2014 Yutian earthquake
- UTC time: 2014-02-12 09:19:48
- ISC event: 604043291
- USGS-ANSS: ComCat
- Local date: February 12, 2014
- Local time: 17:19:48 CST
- Magnitude: 6.9 M_{w}
- Depth: 12.0 km (7 mi)
- Epicenter: 36°06′N 82°30′E﻿ / ﻿36.1°N 82.5°E
- Fault: Altyn Tagh fault
- Type: Strike-slip
- Areas affected: Yutian County Xinjiang, China
- Total damage: 1.08 billion CNY (US$177.5 million)
- Max. intensity: MMI VIII (Severe)
- Casualties: None

= 2014 Yutian earthquake =

Earthquake in China

The 2014 Yutian earthquake struck Xinjiang on 12 February at 17:19 Beijing Time. The epicenter was located in Aqiang Township, Yutian County. The United States Geological Survey reported its magnitude to be 6.9. News reports indicate that no people were killed, but the earthquake could be felt in the seat of Yutian County, Aqiang Township, and Aksu Prefecture far to the north.

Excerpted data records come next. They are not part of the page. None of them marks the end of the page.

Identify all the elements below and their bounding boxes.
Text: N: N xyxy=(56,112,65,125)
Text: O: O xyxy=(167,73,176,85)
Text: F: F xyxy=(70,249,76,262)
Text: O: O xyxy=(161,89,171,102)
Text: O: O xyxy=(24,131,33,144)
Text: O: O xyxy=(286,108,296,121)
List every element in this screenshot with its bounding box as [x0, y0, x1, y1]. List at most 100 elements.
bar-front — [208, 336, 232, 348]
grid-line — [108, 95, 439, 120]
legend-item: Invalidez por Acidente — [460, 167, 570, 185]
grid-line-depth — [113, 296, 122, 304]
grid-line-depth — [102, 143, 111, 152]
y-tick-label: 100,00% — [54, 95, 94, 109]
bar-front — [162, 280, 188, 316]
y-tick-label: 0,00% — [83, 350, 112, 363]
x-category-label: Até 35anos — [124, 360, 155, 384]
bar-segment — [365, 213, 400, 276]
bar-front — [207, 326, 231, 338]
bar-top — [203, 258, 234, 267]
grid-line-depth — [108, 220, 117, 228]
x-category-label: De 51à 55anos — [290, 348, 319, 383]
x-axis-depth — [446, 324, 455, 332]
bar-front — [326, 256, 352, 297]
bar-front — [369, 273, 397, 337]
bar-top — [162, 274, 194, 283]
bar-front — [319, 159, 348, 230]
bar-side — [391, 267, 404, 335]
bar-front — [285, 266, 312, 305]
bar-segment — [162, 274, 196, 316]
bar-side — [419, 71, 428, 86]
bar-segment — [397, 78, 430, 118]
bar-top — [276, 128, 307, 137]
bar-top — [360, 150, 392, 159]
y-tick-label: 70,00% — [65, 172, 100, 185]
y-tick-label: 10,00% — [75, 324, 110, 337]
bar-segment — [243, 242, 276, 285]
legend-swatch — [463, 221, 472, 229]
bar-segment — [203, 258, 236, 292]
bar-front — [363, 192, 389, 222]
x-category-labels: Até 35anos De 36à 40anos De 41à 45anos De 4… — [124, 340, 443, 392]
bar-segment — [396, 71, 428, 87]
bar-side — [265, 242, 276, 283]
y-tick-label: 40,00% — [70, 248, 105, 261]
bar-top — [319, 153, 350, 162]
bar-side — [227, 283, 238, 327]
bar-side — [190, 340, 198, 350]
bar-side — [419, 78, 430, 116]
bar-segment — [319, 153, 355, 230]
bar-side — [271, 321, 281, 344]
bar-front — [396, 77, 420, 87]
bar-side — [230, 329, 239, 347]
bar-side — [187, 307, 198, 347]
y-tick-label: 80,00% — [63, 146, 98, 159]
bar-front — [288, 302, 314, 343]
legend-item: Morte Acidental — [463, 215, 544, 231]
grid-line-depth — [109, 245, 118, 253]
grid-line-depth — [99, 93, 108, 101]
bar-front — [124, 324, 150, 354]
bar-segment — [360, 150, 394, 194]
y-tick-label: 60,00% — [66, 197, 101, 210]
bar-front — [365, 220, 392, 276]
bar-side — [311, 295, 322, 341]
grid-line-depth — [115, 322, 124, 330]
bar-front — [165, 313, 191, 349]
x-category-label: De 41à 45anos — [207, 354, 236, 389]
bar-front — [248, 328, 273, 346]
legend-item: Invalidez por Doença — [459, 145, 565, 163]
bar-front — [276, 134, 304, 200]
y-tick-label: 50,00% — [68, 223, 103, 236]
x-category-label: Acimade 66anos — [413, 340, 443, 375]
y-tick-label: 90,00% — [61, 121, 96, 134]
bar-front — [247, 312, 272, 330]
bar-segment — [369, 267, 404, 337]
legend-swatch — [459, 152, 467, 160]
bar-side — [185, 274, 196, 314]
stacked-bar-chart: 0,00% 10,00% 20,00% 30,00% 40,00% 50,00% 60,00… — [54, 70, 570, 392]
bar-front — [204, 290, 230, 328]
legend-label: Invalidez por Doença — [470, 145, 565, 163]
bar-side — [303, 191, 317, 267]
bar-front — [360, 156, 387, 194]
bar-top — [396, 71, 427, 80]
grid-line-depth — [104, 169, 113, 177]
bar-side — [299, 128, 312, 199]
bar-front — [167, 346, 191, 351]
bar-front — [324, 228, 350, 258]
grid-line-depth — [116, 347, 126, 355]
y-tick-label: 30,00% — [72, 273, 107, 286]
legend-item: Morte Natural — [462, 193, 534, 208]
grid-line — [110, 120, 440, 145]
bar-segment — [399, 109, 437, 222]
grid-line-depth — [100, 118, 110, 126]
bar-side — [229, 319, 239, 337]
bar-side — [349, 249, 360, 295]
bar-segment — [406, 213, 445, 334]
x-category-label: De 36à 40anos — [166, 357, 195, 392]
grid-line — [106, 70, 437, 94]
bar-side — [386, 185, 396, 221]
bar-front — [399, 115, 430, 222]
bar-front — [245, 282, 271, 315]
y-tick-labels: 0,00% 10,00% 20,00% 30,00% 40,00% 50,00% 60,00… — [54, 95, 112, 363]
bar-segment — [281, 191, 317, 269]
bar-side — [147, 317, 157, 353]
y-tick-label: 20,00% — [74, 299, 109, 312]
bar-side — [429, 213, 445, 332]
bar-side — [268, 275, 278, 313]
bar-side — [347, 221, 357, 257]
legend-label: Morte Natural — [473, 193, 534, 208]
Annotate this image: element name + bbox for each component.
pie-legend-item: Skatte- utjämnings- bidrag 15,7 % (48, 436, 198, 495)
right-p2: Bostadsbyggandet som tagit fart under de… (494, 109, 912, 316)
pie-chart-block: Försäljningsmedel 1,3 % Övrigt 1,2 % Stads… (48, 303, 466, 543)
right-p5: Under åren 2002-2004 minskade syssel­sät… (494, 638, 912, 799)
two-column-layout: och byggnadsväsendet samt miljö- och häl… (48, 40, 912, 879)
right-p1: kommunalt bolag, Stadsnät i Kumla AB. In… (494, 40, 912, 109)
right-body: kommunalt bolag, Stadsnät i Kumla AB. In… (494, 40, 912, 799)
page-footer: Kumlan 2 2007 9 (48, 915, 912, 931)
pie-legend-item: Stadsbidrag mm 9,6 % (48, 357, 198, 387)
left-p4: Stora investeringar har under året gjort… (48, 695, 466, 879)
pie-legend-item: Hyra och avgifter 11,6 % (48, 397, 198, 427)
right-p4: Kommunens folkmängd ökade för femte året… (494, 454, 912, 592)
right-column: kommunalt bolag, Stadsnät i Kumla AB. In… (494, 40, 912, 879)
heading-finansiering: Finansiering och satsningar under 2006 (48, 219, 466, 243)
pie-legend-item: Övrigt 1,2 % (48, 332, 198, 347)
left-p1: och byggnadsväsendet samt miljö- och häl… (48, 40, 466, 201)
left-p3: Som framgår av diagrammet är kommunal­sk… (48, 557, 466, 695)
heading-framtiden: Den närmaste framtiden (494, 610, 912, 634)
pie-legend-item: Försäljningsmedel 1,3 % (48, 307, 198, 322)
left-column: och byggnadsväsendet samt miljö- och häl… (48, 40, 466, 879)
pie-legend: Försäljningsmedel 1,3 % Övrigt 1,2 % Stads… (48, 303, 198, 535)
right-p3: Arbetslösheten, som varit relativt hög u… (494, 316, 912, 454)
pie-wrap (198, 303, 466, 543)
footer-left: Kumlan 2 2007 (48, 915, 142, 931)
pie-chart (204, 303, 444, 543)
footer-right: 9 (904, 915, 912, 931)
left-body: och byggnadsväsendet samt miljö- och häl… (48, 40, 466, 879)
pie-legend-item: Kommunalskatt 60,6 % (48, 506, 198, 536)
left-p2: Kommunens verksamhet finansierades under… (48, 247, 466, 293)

The earthquake was reported to be felt in Ngari, Zanda and Tholing, and as far away as Uttarakhand, Himachal Pradesh, Uttaranchal, Kashmir, Delhi, Punjab, Haryana, parts of Uttar Pradesh and Rajasthan, northern Pakistan, western Nepal, eastern Afghanistan, Tajikistan, Kyrgyzstan and Almaty, in Kazakhstan.